Pentingnya Membangun Kolaborasi Media dan Masyarakat Sipil di Jombang
Oleh: Pliplo S*) DI TENGAH maraknya kerusakan lingkungan dan perubahan iklim, media di Jombang sepatutnya berperan sebagai ruang diskusi berbagai pihak. Peran ini dapat diwujudkan melalui pemberitaan yang mengangkat suara […]
Oleh: Pliplo S*)
DI TENGAH maraknya kerusakan lingkungan dan perubahan iklim, media di Jombang sepatutnya berperan sebagai ruang diskusi berbagai pihak. Peran ini dapat diwujudkan melalui pemberitaan yang mengangkat suara publik secara luas, seperti organisasi masyarakat sipil (OMS), akademisi, dan kelompok rentan—bukan cuma dari pihak pemerintah atau politisi.
Dengan menjamurnya media online di Kabupaten Jombang, mustinya mampu memberi ruang soal isu-isu lingkungan, di mana Jombang sendiri merupakan daerah yang juga mengalami kerusakan lingkungan cukup masif.
Data yang terkumpul melalui media daring dari rangkaian pemberitaan soal isu-isu lingkungan di Jombang, yang paling sering diberitakan pencemaran sungai. Itupun dalam pemberitaan masih belum optimal.
Media di Jombang belum berperan menjadi alat kesadaran dan penggerak keterlibatan publik, sekaligus pendorong kebijakan pro-lingkungan. Sajian beritanya masih berupa seputar rilis yang dibuat lembaga NGO kemudian dikonfirmasikan ke pejabat Pemkab Jombang dalam hal ini Dinas Lingkungan Jombang.
Sajian berita sama sekali minim keberlanjutan pemberitaan dengan melakukan investigasi maupun observasi penyebab pencemaran lingkungan.

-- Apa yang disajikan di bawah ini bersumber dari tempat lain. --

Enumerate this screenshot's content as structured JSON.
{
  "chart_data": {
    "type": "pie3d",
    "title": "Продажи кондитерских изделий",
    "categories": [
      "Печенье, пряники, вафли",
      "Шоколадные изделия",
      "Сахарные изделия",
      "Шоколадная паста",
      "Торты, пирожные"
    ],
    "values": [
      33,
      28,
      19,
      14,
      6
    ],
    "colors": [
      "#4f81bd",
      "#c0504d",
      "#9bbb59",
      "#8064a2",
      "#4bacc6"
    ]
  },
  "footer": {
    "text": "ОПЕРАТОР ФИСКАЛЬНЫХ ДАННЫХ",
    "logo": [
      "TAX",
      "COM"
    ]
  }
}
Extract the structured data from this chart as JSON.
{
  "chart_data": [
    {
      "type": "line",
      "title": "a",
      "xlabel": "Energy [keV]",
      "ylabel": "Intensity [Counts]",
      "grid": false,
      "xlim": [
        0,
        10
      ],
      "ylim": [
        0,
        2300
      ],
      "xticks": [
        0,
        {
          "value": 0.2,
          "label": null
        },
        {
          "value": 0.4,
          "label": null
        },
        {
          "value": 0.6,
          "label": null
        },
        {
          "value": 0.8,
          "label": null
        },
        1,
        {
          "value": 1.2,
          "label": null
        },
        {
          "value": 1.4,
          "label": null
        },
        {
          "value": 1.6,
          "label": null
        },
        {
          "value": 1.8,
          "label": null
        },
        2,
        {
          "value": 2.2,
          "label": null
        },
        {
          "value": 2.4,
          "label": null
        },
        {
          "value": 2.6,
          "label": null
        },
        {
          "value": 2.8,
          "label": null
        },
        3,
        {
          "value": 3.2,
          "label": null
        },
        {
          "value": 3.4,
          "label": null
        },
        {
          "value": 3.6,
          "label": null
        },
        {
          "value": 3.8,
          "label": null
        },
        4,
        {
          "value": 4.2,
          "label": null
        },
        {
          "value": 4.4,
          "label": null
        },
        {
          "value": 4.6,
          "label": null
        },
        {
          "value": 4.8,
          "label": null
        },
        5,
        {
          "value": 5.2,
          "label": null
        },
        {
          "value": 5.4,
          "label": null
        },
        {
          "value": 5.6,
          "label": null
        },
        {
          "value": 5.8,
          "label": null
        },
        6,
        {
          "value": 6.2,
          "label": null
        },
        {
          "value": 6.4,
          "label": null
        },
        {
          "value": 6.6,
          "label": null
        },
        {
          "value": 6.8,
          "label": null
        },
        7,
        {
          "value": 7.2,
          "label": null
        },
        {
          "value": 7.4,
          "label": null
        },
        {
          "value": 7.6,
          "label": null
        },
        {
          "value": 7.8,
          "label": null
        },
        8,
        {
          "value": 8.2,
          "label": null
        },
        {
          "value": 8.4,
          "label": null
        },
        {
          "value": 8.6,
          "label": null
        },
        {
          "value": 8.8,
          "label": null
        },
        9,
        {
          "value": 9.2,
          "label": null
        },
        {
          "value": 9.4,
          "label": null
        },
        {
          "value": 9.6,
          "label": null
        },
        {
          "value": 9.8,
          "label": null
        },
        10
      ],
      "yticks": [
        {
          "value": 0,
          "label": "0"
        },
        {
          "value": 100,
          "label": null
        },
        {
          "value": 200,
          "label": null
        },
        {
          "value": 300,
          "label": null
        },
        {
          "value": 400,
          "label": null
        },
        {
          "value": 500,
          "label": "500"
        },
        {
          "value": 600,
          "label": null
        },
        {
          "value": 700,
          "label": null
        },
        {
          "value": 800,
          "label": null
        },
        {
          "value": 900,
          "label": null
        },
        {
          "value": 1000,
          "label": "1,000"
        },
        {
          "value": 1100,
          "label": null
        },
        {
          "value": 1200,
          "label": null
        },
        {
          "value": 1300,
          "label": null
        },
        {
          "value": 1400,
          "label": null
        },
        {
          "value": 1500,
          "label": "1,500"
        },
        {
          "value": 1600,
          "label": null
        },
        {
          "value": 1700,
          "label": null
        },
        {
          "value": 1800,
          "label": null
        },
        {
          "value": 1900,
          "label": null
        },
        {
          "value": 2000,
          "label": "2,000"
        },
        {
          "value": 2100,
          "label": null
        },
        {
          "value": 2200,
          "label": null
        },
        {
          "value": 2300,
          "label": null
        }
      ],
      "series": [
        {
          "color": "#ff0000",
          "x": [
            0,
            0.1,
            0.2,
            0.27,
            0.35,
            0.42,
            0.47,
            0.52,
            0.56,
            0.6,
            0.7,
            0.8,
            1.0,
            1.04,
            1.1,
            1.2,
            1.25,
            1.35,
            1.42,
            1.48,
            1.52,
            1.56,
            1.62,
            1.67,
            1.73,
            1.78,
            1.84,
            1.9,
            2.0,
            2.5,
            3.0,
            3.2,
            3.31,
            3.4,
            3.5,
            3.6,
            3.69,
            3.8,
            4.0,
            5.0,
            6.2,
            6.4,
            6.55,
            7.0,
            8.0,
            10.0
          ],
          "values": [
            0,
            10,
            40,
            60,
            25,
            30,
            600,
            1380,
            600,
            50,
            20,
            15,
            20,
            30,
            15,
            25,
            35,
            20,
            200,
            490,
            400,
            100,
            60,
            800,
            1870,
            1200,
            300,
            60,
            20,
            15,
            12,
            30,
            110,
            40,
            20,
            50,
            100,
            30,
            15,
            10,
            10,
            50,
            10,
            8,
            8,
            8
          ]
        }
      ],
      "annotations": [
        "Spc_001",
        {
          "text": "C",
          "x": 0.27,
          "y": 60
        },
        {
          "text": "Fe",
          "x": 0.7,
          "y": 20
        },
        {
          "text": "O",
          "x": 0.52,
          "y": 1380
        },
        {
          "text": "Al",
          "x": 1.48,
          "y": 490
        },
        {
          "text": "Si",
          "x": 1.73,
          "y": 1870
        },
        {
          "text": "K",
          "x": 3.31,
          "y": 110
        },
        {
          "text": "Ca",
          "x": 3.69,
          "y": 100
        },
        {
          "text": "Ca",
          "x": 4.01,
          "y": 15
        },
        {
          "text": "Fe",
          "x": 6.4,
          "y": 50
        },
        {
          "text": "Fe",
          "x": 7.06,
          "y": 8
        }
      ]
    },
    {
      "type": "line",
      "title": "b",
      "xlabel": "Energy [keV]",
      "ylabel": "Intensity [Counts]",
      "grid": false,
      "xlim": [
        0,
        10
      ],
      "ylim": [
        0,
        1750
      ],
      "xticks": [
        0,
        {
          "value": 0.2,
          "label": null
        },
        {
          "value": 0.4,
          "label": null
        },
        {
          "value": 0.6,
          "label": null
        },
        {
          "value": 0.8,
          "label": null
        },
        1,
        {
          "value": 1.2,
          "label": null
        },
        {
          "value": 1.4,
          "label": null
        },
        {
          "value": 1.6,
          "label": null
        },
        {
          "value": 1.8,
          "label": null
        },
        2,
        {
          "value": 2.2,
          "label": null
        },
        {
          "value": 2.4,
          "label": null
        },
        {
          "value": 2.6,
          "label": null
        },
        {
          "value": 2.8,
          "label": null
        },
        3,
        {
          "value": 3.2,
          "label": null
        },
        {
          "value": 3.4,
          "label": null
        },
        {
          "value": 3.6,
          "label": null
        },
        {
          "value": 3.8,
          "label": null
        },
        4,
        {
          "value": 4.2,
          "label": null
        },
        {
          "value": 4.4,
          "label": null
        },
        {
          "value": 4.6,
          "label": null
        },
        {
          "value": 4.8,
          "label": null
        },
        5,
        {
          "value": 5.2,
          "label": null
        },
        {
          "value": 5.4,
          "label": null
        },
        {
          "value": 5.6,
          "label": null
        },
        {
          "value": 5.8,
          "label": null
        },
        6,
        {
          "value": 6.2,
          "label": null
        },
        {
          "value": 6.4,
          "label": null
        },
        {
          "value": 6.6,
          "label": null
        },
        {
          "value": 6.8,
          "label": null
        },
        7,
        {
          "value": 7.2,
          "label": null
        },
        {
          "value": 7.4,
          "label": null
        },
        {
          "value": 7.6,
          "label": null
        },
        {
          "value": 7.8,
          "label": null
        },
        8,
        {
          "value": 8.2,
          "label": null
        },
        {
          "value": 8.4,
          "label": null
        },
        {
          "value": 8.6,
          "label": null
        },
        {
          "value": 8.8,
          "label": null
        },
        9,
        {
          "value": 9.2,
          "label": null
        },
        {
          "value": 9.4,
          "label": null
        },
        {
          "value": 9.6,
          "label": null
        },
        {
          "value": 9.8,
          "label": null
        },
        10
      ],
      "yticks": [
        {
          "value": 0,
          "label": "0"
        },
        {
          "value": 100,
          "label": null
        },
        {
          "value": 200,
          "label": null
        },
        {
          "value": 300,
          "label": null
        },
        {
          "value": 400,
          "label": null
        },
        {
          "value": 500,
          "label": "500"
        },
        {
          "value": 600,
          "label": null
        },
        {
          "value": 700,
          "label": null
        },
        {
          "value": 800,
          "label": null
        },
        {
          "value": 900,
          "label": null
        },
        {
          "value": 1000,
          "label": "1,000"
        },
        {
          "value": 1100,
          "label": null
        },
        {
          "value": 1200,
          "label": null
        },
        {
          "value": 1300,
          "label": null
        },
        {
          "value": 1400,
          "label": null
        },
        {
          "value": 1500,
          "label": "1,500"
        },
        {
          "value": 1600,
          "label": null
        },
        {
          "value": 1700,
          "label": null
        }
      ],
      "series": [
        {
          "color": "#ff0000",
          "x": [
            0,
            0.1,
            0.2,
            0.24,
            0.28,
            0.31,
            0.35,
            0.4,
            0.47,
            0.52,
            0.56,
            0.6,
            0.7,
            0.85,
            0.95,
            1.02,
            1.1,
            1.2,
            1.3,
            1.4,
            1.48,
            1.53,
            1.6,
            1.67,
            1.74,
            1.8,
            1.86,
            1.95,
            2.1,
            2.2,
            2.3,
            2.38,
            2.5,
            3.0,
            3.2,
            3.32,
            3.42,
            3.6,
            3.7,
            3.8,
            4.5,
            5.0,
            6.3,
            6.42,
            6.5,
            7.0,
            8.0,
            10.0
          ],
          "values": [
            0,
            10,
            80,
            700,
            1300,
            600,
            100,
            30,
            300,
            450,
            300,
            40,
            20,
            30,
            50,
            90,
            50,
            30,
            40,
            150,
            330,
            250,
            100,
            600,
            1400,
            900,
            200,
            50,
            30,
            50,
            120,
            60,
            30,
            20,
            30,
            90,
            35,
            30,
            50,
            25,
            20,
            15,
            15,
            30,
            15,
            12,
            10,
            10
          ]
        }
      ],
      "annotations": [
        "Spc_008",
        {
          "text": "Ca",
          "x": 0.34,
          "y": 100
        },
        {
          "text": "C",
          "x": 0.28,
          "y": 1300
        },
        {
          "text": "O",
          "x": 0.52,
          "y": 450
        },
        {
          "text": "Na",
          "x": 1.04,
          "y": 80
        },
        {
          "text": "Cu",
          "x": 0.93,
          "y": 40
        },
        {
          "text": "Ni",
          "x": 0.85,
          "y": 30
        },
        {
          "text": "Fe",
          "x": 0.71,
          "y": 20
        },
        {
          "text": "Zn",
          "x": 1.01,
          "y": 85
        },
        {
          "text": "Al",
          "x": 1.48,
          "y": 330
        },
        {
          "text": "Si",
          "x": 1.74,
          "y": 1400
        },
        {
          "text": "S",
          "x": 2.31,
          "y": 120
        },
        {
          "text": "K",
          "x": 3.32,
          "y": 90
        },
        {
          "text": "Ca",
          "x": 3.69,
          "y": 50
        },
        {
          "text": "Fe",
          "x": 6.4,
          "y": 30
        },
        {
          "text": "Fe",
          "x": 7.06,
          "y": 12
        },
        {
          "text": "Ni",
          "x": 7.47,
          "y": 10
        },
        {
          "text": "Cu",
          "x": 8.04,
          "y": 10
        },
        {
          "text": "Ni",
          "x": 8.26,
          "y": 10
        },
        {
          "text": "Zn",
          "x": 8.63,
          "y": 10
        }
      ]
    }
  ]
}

Sekadar memunculkan narasi informasi (straight news) bukan data berita (indept news), yang arahnya bisa memberikan edukasi kepada masyarakat akan pentingnya peduli lingkungan.
Belum lagi soal kerusakan hutan di wilayah Jombang. Media di Jombang belum ada yang terfokus dalam pemberitaan soal deforestasi, yang tiap tahun marak terjadi. Dari pengalihan fungsi hutan hingga kebakaran hutan di wilayah Perum Perhutani KPH Jombang dan Dinas Kehutanan Jombang.
Banjir Tiap Tahun
Terjadinya banjir yang tiap tahun melanda Kabupaten Jombang, misalnya. Tak bisa dimungkiri penyebabnya adalah sungai dan hutan, yang saling bersinggungan dalam ekosistem lingkungan, belum banyak dipahami oleh masyarakat Jombang.
Sebab media kurang memberi pemahaman kepada masyarakat, tentang fungsi Daerah Aliran Sungai (DAS) dan hutan bagi masyarakat Jombang. Masyarakat masih banyak terlibat pembuangan sampah di sungai, pencemaran limbah ke sungai, juga perambahan hutan.
Pada isu lain, kegiatan pengeboran iodium di wilayah Desa Jombok Kesamben Jombang. Masyarakat juga banyak tidak tahu dan bahkan cenderung apatis dengan kegiatan yang dilakukan PT Kimia Farma Plant Watudakon Jombang sejak tahun 1926.
Akibat dari kegiatan pengeboran yang dilakukan PT Kimia Farma Plant Watudakon Jombang tersebut, kini menyisakan kerusakan lingkungan di desa yang memiliki empat dusun, yaitu Dusun Beluk, Dusun Plosorejo, Dusun Segunung, dan Dusun Jombok.
Belum lagi warga di desa tersebut, masih dalam ancaman perusakan lingkungan yang diakibatkan, kegiatan eksploitasi dan eksplorasi oleh PT Lapindo Brantas, sejak tahun 2018.
Begitupun yang terjadi, soal Limbah Bahan Berbahaya dan Beracun (B3) belum banyak sebagai pengetahuan masyarakat di Jombang.
Berita Pilkada 2024
Baru saja di Kabupaten Jombang menggelar Pilkada serentak 2024. Ada dua pasangan calon yang bersaing untuk memperebutkan 1.012.800 suara sebagai bupati Jombang.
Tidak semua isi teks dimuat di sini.